Suicides

Matthew Backhouse in the Herald reported:

Families of suicide victims have urged Prime Minister John Key to consider a review of the “abusive” coronial inquest system.

The meeting comes after a spate of youth suicides have rocked communities in Masterton and the small Bay of Plenty logging town of Kawerau in recent months.

Suicide prevention group Casper, and victims’ families and supporters from Kawerau, yesterday presented Mr Key with its latest strategy on tackling suicide. It calls for shifting suicide prevention efforts from mental health clinics to families and communities.

Casper spokeswoman Maria Bradshaw said the group asked Mr Key to conduct a review of the coroner’s court, which is tasked with identifying lessons to be learned from individual suicides and making recommendations to prevent further deaths. …

The group called on Mr Key to consider a Royal Commission of Inquiry into suicide, which he said he would consider.

Mr Key has already indicated his commitment to tackling the issue, having instructed his department to launch a review of the youth suicide rate, which is the highest per-capita in the developed world for girls and the third highest for boys.

I recall the first time a teenage friend of mine killed themselves. I still think of her quite often, and think about what could have been done to prevent her suicide.

But there is no one view on how best to change things, even amongst families of those who killed themselves. A different view to that of Ms Bradshaw and Casper can be found at the Vendetta on Suicide blog, specifically this post:

According to Radio New Zealand, co-founder of community suicide prevention group CASPER and bereaved mother Maria Bradshaw is to meet with Prime Minister John Key this week to discuss “a complete re-think on how to prevent suicides.”

This, frankly, scares the living bejesus out of me.

It will not be a popular view with many. Bradshaw is a grieving mother who clearly loved her son with an intensity I doubt I will be capable of comprehending until I have my own children. Grief is clearly etched on her face whenever she appears on the news. Her drive and passion to enact change are at once awe-inspiring and intimidating.

But what if the changes Maria Bradshaw and CASPER desire will cause harm to the very people they claim to represent? What they are proposing flies in the face of all current evidence. They make a number of concerning claims: according to the CASPER website’s ‘About’ page, the group believe “Suicide is a social, not medical, issue” and are lobbying for “An end to the psychotropic drugging of New Zealanders”.

There is, in my mind, a lot wrong with a group who are neither doctors, researchers, psychiatrists or psychologists encouraging the Prime Minister to ban anti-depressants, which is what I interpret their stated aims to mean. Arguments about SSRI effectiveness aside, being a suicide survivor does not automatically make you a leading authority on mental health medicine any more than standing in a garage makes you a car.

Vendetta continues:

What really concerns me, though, is CASPER’s repeatedly-stated aim of seeing media restrictions on suicide reporting lifted. The reasoning behind this desire, according to a Radio New Zealand Insight interview with Maria Bradshaw, is so that suicide survivors can ‘tell their stories’ of their loved ones to the country. With both the chief coroner and Associate Minister for Health Peter Dunne making positive noises around, as he puts it, “opening the door” for the media, CASPER may just get their wish.
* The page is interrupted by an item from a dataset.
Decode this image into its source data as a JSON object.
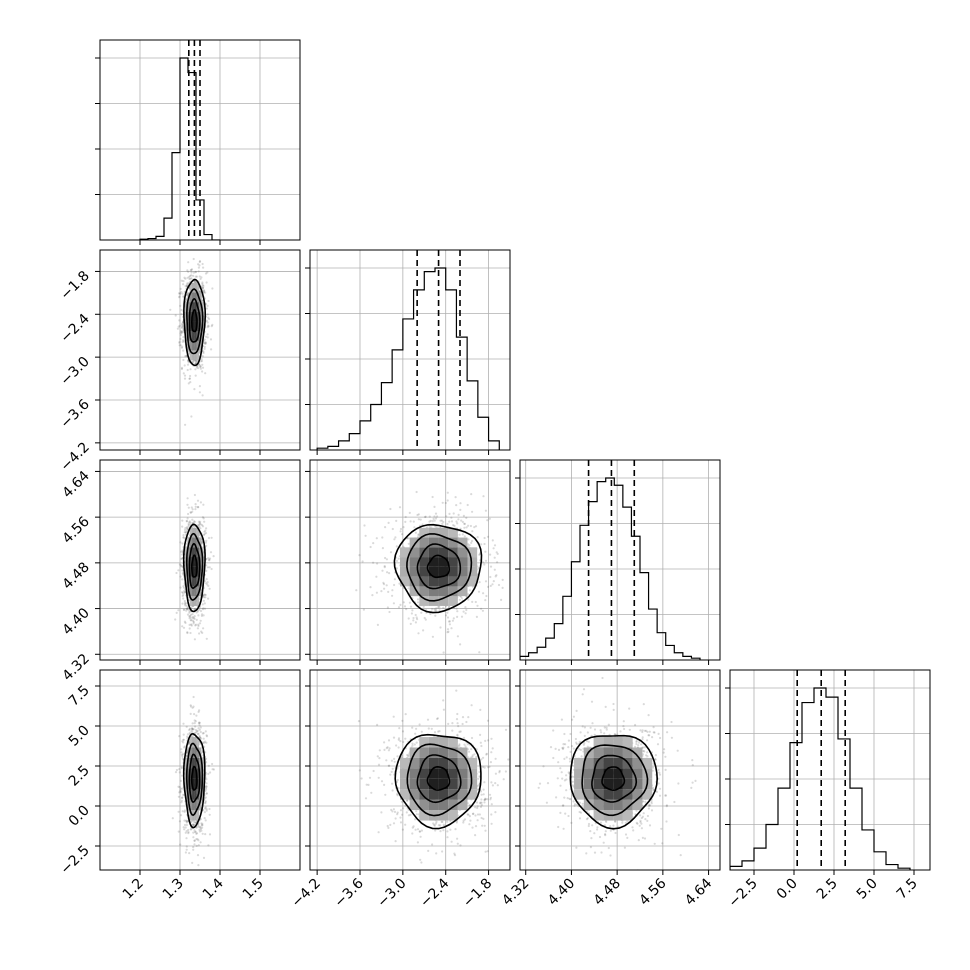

Sounds reasonable? Well, maybe, except for two not-so-slight problems. Firstly, the huge and inconvenient body of evidence that reporting on suicide in a sensational manner, or printing stories that speculate on reasons for suicides and/or describe the method used are likely to result in an increase in actual suicides.  Which has to count as an own goal no matter who’s reffing.

I’ve been involved as a blogger in updating the media guidelines on suicide reporting. The guidelines are very sensible and in fact useful. Related to the guidelines is the restriction on reporting the particulars of a suicide. There is a difference of view on whether that means one can report a suicide as a suicide until the Coroner gives permission. I tend to think in the age of social media, with Facebook tribute pages and the like, an attempt to restrict reporting that a death was a suicide is unlikely to be successful. However that does not mean that any reporting should depart from the best practice guidelines on reporting where you don’t glamorise it, talk about people “successfully” killing themselves, making suicide seem like a logical solution to problems they were facing etc.